High performance liquid chromatographic assay of cyclization activity in cell-free systems from Streptomyces clavuligerus.

Abstract

A 13-fold excess of dithiothreitol maintains .delta.-(L-.alpha.-aminoadipyl)-L-cysteinyl-D-valine (ACV) in its monomeric form under the conditions normally encountered in an ACV cyclization assay system using S. clavuligerus. A reversed phase high performance liquid chromatographic (HPLC) system which separates ACV monomer from isopenicillin N, penicillin N and from other cyclization assay components was developed as follows: mobile phase, 5% methanol -95% KH2PO4 (0.05 M adjusted to pH 4.0 with concentrated H3PO4); stationary phase, .mu.Bondapak-C18; flow rate, 2 ml/min for 5 min, 3 ml/min for the remainder; detection, 220 nm.
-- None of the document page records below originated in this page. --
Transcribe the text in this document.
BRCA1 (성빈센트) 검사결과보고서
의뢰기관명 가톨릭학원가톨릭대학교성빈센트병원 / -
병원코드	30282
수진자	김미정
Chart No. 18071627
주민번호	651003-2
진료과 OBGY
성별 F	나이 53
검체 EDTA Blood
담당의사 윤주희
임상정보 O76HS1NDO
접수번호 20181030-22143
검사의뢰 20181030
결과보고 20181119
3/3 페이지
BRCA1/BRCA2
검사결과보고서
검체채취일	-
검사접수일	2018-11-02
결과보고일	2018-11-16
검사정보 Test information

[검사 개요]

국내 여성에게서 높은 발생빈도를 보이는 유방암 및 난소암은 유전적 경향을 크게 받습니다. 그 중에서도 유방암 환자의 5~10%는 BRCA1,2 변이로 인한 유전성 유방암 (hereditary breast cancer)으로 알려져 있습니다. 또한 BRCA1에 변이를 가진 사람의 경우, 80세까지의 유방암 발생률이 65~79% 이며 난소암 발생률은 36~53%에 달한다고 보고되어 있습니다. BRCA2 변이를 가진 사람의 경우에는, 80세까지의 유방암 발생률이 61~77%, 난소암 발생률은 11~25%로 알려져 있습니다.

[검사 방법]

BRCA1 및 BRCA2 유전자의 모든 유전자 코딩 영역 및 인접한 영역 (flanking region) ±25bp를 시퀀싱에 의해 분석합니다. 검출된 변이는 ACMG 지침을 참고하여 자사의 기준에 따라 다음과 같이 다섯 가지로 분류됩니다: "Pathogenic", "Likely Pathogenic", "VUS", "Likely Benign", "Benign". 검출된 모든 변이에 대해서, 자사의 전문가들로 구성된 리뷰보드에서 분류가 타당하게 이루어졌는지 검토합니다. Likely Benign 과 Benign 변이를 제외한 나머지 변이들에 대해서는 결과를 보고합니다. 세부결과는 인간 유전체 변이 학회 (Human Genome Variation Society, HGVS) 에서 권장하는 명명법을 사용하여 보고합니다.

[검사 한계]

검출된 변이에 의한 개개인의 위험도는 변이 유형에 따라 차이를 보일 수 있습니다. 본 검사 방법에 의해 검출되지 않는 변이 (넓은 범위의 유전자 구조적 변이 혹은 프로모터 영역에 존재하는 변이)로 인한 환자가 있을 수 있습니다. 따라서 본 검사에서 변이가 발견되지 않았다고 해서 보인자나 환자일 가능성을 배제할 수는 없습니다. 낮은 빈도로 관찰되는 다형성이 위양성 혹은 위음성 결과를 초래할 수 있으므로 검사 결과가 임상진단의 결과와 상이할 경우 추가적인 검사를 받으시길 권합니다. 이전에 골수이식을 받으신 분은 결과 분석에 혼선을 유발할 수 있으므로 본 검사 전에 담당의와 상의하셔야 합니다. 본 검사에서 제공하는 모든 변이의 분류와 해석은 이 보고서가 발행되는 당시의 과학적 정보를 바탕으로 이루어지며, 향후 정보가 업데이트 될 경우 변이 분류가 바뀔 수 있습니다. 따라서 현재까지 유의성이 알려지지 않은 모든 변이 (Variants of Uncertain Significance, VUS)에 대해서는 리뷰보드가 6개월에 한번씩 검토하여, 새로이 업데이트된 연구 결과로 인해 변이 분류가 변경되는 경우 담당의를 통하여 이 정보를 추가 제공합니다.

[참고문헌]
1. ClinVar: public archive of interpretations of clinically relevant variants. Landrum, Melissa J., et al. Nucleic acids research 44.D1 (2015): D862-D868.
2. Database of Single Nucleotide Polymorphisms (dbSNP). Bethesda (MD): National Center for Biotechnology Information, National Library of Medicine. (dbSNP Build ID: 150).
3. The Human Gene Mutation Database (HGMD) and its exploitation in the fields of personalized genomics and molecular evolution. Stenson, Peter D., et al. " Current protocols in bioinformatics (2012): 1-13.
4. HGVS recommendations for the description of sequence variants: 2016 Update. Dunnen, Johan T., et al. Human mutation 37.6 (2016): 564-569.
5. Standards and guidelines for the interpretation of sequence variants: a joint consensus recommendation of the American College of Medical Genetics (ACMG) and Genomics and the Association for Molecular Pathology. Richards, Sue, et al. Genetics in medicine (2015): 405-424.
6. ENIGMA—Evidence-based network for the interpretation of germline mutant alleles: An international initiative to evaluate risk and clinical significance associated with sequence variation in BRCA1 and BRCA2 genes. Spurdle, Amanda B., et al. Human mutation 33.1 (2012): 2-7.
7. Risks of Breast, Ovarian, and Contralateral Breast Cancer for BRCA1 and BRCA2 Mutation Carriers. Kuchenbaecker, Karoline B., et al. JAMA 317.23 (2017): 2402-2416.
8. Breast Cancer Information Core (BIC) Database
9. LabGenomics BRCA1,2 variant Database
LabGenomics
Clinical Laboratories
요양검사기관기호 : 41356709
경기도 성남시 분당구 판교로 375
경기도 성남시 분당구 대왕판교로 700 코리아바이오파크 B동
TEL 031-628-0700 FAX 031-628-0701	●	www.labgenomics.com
Under these conditions, authentic samples of isopenicillin N and penicillin N elute with a retention time of 5.25 min, which coincides with a peak of newly-formed material observed in cyclization reaction mixtures. The combined concentration of isopenicillin N and penicillin N[(iso)penicillin N] in cyclization reaction mixtures corresponds closely to the concomitant decrease in the ACV monomer. Cyclization reaction mixtures, in which crude cell-free extract from S. clavuligerus NRRL 3585 is the enzyme source, contain (iso)penicillin N at a concentration of 43.3 .mu.g/ml after a 1-h incubation period. Cyclization reaction mixtures, in which salt-precipitated cell-free extract from S. clavuligerus is the enzyme source, contain 39.0 .mu.g/ml (iso)penicillin N.